Second Florida cruise ship with no-sail order to test crew members for coronavirus

A second Fort Lauderdale-based cruise ship, the Caribbean Princess, received a no-sail order from the U.S. Centers for Disease Control and Prevention and is headed back to U.S. waters from Costa Rica to test two crew members for COVID-19, according to a letter from Princess Cruises handed out to passengers Sunday night.

The Caribbean Princess, currently on a 10-day cruise out of Port Everglades, will stop in Grand Cayman on Monday to pick up test kits, and samples will be sent from there to the U.S. for testing, the letter from Princess Cruises said. No one will be allowed to disembark in Grand Cayman. Then, the ship will return to the coast of Florida to await the results of the tests.

Princess Cruises is owned by Miami-based Carnival Corp. Spokespeople for the cruise company and for Port Everglades did not immediately respond to a request for comment.

The two crew members currently on the Caribbean Princess transferred from the Grand Princess 10 and 16 days ago, according to the letter passengers received Sunday from Princess.
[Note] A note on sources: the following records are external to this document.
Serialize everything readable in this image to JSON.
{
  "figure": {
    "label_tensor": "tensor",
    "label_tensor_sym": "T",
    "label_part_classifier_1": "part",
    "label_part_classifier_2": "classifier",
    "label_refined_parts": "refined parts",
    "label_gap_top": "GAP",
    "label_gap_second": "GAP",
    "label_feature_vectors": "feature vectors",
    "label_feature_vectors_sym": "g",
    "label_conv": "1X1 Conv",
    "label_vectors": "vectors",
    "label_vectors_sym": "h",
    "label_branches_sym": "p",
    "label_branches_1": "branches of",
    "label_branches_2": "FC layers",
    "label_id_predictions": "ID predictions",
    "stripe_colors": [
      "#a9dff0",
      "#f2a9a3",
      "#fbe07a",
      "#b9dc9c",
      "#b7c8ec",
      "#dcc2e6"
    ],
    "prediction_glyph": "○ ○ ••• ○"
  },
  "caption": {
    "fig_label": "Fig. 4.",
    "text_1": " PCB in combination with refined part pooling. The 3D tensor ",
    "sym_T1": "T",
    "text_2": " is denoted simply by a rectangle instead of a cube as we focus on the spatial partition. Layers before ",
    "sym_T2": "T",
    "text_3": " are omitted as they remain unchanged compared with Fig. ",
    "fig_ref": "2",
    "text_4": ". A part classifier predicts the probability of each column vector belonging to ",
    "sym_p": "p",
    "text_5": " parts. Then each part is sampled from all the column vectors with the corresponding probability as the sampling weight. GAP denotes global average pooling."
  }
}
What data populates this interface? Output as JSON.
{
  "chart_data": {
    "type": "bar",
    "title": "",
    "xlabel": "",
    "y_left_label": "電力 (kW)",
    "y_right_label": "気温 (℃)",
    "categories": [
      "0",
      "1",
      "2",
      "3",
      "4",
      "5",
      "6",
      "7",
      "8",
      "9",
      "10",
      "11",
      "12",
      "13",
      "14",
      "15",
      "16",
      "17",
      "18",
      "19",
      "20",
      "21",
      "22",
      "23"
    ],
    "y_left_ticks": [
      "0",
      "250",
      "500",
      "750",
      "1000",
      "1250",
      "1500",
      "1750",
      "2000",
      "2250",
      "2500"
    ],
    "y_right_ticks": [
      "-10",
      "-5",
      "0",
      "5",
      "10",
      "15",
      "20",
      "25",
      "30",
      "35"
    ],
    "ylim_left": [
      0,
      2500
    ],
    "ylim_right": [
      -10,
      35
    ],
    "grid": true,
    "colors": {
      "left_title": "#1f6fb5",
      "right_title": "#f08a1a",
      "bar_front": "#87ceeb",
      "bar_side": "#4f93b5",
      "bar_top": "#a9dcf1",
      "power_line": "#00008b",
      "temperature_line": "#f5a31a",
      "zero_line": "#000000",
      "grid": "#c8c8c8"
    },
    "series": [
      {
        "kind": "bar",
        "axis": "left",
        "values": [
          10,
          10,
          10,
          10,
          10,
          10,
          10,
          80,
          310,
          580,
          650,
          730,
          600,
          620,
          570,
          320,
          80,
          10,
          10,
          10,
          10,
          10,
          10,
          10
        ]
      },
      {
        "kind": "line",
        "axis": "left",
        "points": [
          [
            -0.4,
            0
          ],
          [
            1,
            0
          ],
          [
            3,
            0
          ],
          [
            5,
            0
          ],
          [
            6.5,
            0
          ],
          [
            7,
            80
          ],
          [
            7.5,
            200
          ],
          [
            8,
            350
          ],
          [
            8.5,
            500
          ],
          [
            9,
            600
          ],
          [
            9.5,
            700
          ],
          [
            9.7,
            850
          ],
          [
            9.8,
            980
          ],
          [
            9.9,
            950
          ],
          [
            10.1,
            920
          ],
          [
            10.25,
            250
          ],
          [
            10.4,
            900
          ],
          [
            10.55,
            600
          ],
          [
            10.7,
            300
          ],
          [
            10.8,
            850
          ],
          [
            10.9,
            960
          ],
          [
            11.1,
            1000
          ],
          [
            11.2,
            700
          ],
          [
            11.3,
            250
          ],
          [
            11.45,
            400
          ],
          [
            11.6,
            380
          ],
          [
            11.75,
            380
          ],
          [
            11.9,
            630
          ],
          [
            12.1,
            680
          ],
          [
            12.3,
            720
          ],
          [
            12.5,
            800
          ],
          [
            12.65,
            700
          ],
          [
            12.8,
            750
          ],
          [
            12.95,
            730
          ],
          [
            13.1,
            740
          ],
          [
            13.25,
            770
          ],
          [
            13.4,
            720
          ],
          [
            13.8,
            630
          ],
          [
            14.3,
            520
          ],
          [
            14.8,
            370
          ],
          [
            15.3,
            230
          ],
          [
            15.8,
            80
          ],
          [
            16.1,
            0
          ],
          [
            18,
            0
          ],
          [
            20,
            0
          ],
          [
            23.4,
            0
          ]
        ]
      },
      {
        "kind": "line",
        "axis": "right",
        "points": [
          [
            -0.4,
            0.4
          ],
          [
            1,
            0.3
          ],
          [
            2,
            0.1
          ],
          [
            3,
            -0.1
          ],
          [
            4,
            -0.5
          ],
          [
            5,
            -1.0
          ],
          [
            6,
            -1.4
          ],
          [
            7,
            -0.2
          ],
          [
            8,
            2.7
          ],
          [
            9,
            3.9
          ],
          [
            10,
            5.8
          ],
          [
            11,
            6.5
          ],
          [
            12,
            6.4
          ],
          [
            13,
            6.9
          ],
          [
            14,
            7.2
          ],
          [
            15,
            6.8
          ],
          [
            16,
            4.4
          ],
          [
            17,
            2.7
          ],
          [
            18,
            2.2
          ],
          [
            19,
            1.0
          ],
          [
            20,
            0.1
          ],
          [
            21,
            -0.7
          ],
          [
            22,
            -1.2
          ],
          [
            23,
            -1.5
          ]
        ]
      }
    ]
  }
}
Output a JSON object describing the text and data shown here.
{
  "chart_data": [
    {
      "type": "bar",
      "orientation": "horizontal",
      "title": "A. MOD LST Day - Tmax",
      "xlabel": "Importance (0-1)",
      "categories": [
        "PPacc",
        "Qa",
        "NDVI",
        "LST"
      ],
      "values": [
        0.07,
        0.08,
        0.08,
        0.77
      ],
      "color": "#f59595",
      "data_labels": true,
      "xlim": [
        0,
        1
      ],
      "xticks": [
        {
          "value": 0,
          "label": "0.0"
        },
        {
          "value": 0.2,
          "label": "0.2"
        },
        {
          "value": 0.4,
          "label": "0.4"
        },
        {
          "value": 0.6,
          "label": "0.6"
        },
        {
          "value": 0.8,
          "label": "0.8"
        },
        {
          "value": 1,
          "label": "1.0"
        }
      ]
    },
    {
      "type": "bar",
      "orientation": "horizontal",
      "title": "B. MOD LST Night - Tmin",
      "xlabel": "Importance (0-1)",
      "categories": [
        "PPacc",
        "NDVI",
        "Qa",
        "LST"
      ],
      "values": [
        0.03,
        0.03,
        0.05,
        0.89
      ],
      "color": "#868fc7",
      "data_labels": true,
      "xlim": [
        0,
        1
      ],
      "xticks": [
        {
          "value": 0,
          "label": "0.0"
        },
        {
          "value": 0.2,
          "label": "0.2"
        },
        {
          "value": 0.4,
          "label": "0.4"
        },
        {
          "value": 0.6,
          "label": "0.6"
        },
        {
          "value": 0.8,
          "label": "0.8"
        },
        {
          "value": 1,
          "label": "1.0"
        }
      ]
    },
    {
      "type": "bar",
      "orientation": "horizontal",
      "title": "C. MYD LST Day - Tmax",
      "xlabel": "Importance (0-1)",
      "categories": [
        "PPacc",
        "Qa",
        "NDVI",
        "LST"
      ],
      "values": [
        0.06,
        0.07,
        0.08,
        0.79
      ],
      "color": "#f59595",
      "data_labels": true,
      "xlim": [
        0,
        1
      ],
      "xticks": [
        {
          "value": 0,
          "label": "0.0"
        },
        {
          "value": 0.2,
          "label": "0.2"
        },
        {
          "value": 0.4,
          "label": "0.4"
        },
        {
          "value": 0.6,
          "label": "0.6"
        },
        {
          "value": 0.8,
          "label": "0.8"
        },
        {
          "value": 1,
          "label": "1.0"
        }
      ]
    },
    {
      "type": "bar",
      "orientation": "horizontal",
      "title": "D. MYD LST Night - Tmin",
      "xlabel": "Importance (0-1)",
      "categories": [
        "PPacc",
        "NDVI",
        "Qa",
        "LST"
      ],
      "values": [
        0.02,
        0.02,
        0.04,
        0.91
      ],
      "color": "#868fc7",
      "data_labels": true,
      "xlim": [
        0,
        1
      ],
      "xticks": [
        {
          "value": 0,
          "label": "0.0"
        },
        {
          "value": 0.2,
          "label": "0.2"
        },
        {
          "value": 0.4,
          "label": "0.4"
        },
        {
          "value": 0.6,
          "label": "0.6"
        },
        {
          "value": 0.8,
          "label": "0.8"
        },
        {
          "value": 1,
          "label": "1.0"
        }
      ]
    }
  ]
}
The company said in its letter that the crew members are not showing any symptoms of the virus and are being isolated in individual cabins.

The Grand Princess cruise ship has 21 cases of the novel coronavirus on board, 19 of them crew members. The ship is headed to Oakland, California, Monday, where federal health authorities will begin to evacuate passengers over multiple days. The Grand Princess is the second cruise ship to house a coronavirus outbreak. The Diamond Princess ship saw nearly 700 people contract the virus on board while quarantined in Japan in February.

The no-sail order for the Caribbean Princess comes hours after a no-sail order for another Fort Lauderdale ship, the Regal Princess, was lifted by CDC. The ship was allowed to return to Port Everglades around 10 p.m. Sunday after a day sailing back and forth at sea awaiting coronavirus tests results for two crew members. Both came back negative.

Also on Sunday, the CDC and U.S. State Department issued warnings against traveling on cruise ships.